By Jeni Pastier
As competition heats up for the most precious of resources—human capital—talent shortage and industry diversity are topics that weigh on the minds of many bank leaders. “Shortage of diversity is something we are all talking about but it’s something we really have done very little about,” says Louis Beck, chairman of Union Savings Bank, a $2.7 billion bank located in Cincinnati, Ohio. “When you look around, we really have not moved the numbers around in many years.”
Beck has a vision that those who are looking for bank talent will look to Central State University, a historically black college and university in Wilberforce, Ohio, as the go-to source for talented individuals with the skill set to enter the banking industry workforce.
Beck’s vision started coming to life in 2017, when the Summer Banking Institute was established through a pioneering partnership between Union Savings Bank and Central State University to address the lower labor force participation of racial minorities in the financial services industry by providing real world training of students exclusively for careers in banking. This 12-week institute, open to any student in good academic standing regardless of education major, prepares students for careers in banking and finance by combining four weeks of classroom instruction followed by eight weeks of hands-on experience through paid internships.
The first four weeks of the program are dedicated to in-classroom learning with a banking focused curriculum that allows students to learn valuable information about banking functions, products, practices, structure and overall job skills. These courses are instructed by Central State University professors and banking professionals and cover a wide range of topics—from retaining customer relationships to data management.
The remaining eight weeks of the program is a paid internship designed to draw young people into a bank where they can then relate the learned curriculum and their skill set to services offered by financial institutions. The final objective is to have workforce-ready graduates who have a professional network of support. And thanks to a partnership with the Ohio Bankers League, word is spreading to banks across the state that talent a cut above the average intern is ready to hit the ground running each summer.
The Summer Banking Institute takes professional development a step further by offering a holistic approach to an individual’s growth by addressing the critical need of facilitating financial literacy for students from low to moderate-income communities. Graduates of the program have noted that working in the financial services industry through the internship and seeing financial transactions firsthand has taught them how to make more informed financial decisions.

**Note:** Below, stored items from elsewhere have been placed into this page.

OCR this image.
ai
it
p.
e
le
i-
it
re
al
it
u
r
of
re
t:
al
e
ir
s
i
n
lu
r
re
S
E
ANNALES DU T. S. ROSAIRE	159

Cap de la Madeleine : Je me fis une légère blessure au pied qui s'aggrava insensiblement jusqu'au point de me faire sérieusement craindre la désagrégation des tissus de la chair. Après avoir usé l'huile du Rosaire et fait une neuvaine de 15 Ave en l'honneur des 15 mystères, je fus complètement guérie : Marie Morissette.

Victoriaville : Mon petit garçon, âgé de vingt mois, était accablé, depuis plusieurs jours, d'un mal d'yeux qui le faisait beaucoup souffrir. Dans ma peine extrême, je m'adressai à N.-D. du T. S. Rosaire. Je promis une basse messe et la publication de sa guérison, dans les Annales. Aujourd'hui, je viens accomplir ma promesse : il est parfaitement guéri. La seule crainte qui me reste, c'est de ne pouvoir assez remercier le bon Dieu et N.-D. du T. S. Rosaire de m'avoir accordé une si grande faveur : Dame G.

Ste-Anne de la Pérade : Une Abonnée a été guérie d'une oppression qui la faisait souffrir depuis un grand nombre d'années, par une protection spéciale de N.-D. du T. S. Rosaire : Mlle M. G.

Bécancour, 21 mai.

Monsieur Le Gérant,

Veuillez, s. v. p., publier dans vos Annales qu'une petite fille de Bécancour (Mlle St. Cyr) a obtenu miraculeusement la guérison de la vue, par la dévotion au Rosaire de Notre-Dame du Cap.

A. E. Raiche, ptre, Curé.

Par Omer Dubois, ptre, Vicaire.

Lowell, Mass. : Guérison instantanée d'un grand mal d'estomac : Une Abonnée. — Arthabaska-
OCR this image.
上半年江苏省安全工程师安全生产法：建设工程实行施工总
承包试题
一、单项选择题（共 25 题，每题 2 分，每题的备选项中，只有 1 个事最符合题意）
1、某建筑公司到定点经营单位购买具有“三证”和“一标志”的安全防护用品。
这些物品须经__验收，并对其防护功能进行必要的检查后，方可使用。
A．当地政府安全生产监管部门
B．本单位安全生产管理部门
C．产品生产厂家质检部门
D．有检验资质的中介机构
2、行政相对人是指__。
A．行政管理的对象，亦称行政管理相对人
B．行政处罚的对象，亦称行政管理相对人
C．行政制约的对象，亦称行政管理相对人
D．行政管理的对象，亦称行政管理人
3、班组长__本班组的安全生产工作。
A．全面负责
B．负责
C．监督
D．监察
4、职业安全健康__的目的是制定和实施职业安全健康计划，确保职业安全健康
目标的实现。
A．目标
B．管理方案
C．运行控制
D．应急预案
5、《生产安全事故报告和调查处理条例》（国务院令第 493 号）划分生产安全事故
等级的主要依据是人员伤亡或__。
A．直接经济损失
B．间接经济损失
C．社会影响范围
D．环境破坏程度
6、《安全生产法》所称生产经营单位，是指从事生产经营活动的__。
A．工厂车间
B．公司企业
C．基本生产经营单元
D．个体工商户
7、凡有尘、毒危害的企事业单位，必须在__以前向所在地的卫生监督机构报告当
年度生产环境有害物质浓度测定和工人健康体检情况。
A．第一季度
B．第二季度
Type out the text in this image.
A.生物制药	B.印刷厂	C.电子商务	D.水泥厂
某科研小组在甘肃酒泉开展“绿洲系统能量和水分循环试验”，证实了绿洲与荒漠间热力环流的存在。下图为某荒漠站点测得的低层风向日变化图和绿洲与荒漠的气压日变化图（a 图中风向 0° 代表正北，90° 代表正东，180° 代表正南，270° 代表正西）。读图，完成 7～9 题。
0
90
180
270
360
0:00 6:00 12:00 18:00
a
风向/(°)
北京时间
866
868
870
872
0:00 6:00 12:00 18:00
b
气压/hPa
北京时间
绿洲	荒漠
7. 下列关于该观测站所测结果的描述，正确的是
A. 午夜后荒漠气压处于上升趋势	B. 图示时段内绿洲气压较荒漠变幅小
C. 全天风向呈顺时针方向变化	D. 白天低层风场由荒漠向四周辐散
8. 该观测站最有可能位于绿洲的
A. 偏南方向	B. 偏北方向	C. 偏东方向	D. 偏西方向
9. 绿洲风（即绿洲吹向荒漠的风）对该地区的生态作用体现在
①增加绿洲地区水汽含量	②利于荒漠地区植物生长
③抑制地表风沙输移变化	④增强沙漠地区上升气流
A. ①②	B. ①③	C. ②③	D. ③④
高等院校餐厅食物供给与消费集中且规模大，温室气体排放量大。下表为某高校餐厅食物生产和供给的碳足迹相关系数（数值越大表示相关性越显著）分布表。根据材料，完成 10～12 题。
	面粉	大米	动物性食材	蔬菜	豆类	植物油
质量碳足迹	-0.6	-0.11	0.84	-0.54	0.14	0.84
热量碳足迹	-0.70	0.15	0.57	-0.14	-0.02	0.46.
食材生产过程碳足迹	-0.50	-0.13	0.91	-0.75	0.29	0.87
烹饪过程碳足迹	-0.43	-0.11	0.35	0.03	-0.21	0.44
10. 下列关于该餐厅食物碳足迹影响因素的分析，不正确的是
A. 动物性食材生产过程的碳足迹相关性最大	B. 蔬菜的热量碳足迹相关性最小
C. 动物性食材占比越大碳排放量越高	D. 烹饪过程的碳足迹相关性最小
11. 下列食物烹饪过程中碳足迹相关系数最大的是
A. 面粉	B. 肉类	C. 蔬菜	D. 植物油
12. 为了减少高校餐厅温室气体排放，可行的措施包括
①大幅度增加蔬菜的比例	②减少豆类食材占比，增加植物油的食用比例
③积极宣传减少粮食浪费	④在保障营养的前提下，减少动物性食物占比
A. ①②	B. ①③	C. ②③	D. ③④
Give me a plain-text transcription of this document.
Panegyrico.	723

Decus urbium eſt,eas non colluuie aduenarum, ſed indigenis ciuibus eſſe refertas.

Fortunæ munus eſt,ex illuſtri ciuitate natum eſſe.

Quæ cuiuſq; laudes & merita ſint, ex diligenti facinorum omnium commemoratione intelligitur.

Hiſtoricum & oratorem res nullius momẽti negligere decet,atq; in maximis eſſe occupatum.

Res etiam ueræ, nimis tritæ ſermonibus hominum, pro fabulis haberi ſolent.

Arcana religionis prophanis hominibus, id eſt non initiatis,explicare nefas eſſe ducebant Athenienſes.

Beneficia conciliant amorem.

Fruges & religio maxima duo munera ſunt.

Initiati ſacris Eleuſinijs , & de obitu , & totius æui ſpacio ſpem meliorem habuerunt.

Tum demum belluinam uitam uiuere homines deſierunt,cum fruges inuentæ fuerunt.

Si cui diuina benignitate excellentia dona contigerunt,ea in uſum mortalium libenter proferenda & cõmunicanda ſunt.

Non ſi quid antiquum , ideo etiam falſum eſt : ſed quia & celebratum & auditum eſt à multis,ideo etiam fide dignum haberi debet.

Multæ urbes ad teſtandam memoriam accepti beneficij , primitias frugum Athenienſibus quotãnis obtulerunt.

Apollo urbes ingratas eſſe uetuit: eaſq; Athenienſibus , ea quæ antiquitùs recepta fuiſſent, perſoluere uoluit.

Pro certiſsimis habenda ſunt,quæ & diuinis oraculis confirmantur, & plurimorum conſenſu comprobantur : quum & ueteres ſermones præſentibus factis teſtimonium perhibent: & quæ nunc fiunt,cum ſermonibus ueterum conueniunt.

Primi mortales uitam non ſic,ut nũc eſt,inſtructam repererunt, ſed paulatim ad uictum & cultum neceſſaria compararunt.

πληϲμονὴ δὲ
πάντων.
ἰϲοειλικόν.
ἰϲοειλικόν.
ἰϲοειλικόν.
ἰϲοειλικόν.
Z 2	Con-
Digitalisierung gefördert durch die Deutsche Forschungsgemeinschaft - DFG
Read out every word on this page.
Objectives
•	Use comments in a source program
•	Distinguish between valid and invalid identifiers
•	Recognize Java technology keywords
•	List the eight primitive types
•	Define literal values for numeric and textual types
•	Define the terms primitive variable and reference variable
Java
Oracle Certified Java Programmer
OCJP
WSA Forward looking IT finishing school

The families of program participants also benefit from the student’s increased knowledge and training by having a trusted source to connect them to banking services. Establishing this well rounded approach of incorporating personal finance skills into the banking career program is what secured Union Savings Bank the ABA Foundation’s 2019 Community Commitment Award in the financial education category.
Jeni Pastier is director of youth financial education programs at ABA.